Friday, July 5, 2013

Book Review: Nate the Great, San Francisco Detective by Marjorie Weinman Sharmat and Mitchell Sharmat

Stars: 4 out of 5
Pros: Great mystery in a new setting
Cons: Chapters?  Missing the regular supporting characters
The Bottom Line
Tracking a joke book
Is no laughing matter for
This young detective

Nate the Great and the Missing San Francisco Joke Book

A detective can never go on vacation without running across a case.  I think it's a law or something.  It even holds true for young detectives who star in picture books.  You need look no further than Nate the Great, San Francisco Detective to see the proof.

Nate the Great and his dog Sludge are on vacation to San Francisco.  They are supposed to be visiting his cousin Olivia, but when they arrive she is out on several cases of her own.

One of her current cases is finding the joke book that Duncan misplaced.  He's desperate to find it so he can keep a promise to tell a joke that afternoon.  So Nate begins to try to find the book.  Will he be able to track it down by the deadline?

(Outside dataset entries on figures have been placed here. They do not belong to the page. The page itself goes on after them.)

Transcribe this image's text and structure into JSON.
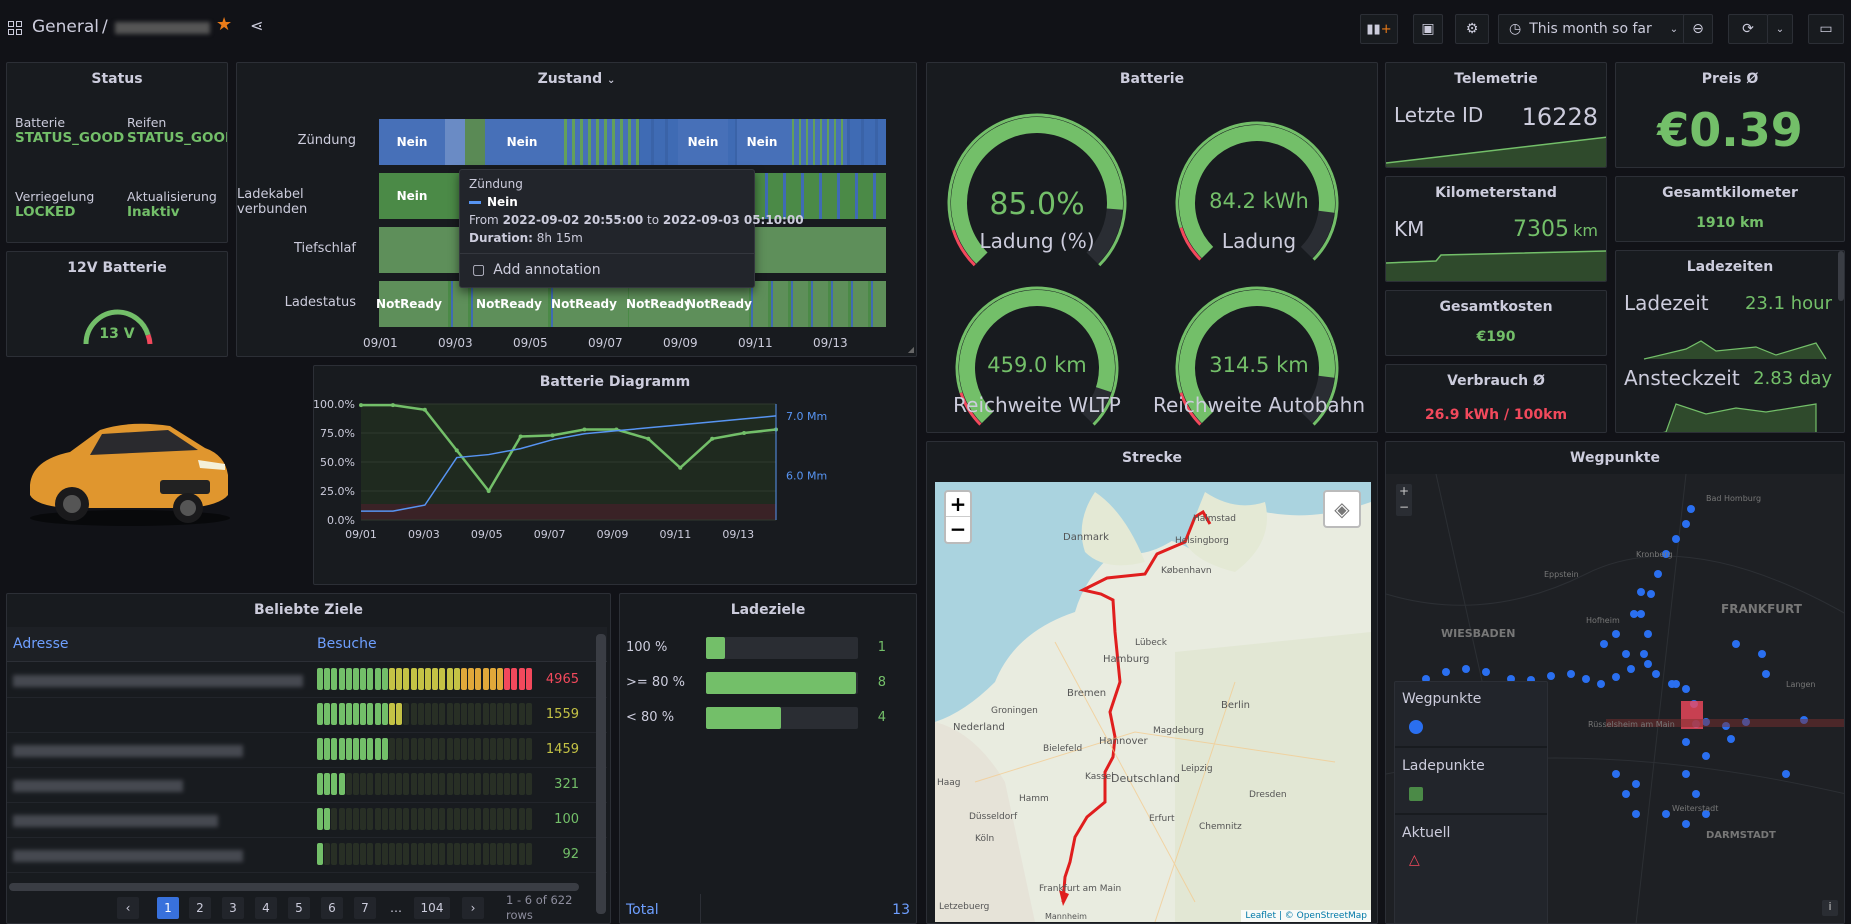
{
  "header": {
    "title": "General",
    "separator": "/",
    "timepicker": "This month so far"
  },
  "status": {
    "title": "Status",
    "items": [
      {
        "label": "Batterie",
        "value": "STATUS_GOOD"
      },
      {
        "label": "Reifen",
        "value": "STATUS_GOOD"
      },
      {
        "label": "Verriegelung",
        "value": "LOCKED"
      },
      {
        "label": "Aktualisierung",
        "value": "Inaktiv"
      }
    ]
  },
  "battery12v": {
    "title": "12V Batterie",
    "value": "13 V"
  },
  "zustand": {
    "title": "Zustand",
    "rows": [
      "Zündung",
      "Ladekabel verbunden",
      "Tiefschlaf",
      "Ladestatus"
    ],
    "nein": "Nein",
    "notready": "NotReady",
    "ticks": [
      "09/01",
      "09/03",
      "09/05",
      "09/07",
      "09/09",
      "09/11",
      "09/13"
    ],
    "tooltip": {
      "title": "Zündung",
      "series": "Nein",
      "from_label": "From",
      "from": "2022-09-02 20:55:00",
      "to_label": "to",
      "to": "2022-09-03 05:10:00",
      "duration_label": "Duration:",
      "duration": "8h 15m",
      "annotation": "Add annotation"
    }
  },
  "batterie": {
    "title": "Batterie",
    "gauges": [
      {
        "value": "85.0%",
        "label": "Ladung (%)",
        "fill": 0.85
      },
      {
        "value": "84.2 kWh",
        "label": "Ladung",
        "fill": 0.86
      },
      {
        "value": "459.0 km",
        "label": "Reichweite WLTP",
        "fill": 0.9
      },
      {
        "value": "314.5 km",
        "label": "Reichweite Autobahn",
        "fill": 0.86
      }
    ]
  },
  "telemetrie": {
    "title": "Telemetrie",
    "label": "Letzte ID",
    "value": "16228"
  },
  "preis": {
    "title": "Preis Ø",
    "value": "€0.39"
  },
  "kilometerstand": {
    "title": "Kilometerstand",
    "label": "KM",
    "value": "7305",
    "unit": "km"
  },
  "gesamtkilometer": {
    "title": "Gesamtkilometer",
    "value": "1910 km"
  },
  "gesamtkosten": {
    "title": "Gesamtkosten",
    "value": "€190"
  },
  "ladezeiten": {
    "title": "Ladezeiten",
    "items": [
      {
        "label": "Ladezeit",
        "value": "23.1",
        "unit": "hour"
      },
      {
        "label": "Ansteckzeit",
        "value": "2.83",
        "unit": "day"
      }
    ]
  },
  "verbrauch": {
    "title": "Verbrauch Ø",
    "value": "26.9 kWh / 100km"
  },
  "diagramm": {
    "title": "Batterie Diagramm",
    "y_ticks": [
      "100.0%",
      "75.0%",
      "50.0%",
      "25.0%",
      "0.0%"
    ],
    "y2_ticks": [
      "7.0 Mm",
      "6.0 Mm"
    ],
    "x_ticks": [
      "09/01",
      "09/03",
      "09/05",
      "09/07",
      "09/09",
      "09/11",
      "09/13"
    ]
  },
  "chart_data": {
    "type": "line",
    "x": [
      "09/01",
      "09/02",
      "09/03",
      "09/04",
      "09/05",
      "09/06",
      "09/07",
      "09/08",
      "09/09",
      "09/10",
      "09/11",
      "09/12",
      "09/13",
      "09/14"
    ],
    "series": [
      {
        "values": [
          99,
          99,
          95,
          60,
          25,
          72,
          73,
          78,
          78,
          70,
          45,
          70,
          75,
          78
        ]
      },
      {
        "values": [
          5.4,
          5.4,
          5.5,
          6.3,
          6.35,
          6.45,
          6.6,
          6.7,
          6.75,
          6.8,
          6.85,
          6.9,
          6.95,
          7.0
        ]
      }
    ],
    "ylim": [
      0,
      100
    ]
  },
  "ziele": {
    "title": "Beliebte Ziele",
    "col_address": "Adresse",
    "col_visits": "Besuche",
    "rows": [
      {
        "visits": "4965"
      },
      {
        "visits": "1559"
      },
      {
        "visits": "1459"
      },
      {
        "visits": "321"
      },
      {
        "visits": "100"
      },
      {
        "visits": "92"
      }
    ],
    "pages": [
      "1",
      "2",
      "3",
      "4",
      "5",
      "6",
      "7",
      "…",
      "104"
    ],
    "rows_info": "1 - 6 of 622",
    "rows_word": "rows"
  },
  "ladeziele": {
    "title": "Ladeziele",
    "rows": [
      {
        "label": "100 %",
        "value": "1",
        "fraction": 0.125
      },
      {
        "label": ">= 80 %",
        "value": "8",
        "fraction": 1
      },
      {
        "label": "< 80 %",
        "value": "4",
        "fraction": 0.5
      }
    ],
    "total_label": "Total",
    "total": "13"
  },
  "strecke": {
    "title": "Strecke",
    "zoom_in": "+",
    "zoom_out": "−",
    "attribution": "Leaflet | © OpenStreetMap",
    "places": [
      "Danmark",
      "Helsingborg",
      "Halmstad",
      "København",
      "Hamburg",
      "Lübeck",
      "Bremen",
      "Berlin",
      "Hannover",
      "Deutschland",
      "Kassel",
      "Leipzig",
      "Dresden",
      "Nederland",
      "Düsseldorf",
      "Frankfurt am Main",
      "Groningen",
      "Magdeburg",
      "Erfurt",
      "Chemnitz",
      "Haag",
      "Mannheim",
      "Letzebuerg",
      "Köln",
      "Hamm",
      "Bielefeld"
    ]
  },
  "wegpunkte": {
    "title": "Wegpunkte",
    "legend": [
      "Wegpunkte",
      "Ladepunkte",
      "Aktuell"
    ],
    "places": [
      "WIESBADEN",
      "FRANKFURT",
      "Bad Homburg",
      "Kronberg",
      "Eppstein",
      "Hofheim",
      "Rüsselsheim am Main",
      "Langen",
      "Weiterstadt",
      "DARMSTADT"
    ]
  }
}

Despite a new setting, most of the conventions of the series are still in play.  Nate the Great solving a case without adults around seems a little different in a big city, although there is a chauffeur around in this one.  Then again, it's a kid's mystery, and adults are usually the background characters in those anyway.

The case itself is fairly usual for the series - Nate is looking for something that someone lost.  Eventually, he puts together a couple of clues and figures out where it is.  What amazes me is that the clues are always there.  Even though it is a picture book series, the author plays fair with the reader.  Which is why I felt a little silly when I didn't figure this one out.

The book is written with the classic short chapters and mostly familiar words that make it a good choice for beginning readers ready for the next step.  And there's just a hint of humor to spice things up.  The illustrations are by Martha Weston, and she has put her own touch on things while mostly keeping true to the classic look of the characters and water color feel for the pictures.

But there were a couple of things that threw me off.  I missed the regular characters from the series.  They make a brief appearance, but I found I really missed their quirkiness. Duncan is okay, but he just doesn't quite measure up, and he's really the only character besides Nate here.

Additionally, this book is divided into 10 chapters.  I don’t know why, but that is really bugging me.  It's not any longer than the others in the series, so I don't see the need.  I know it's superficial and irrelevant, but there you go.

Nate the Great, San Francisco Detective tries some new things.  It certainly entertains if not all the changes were winners.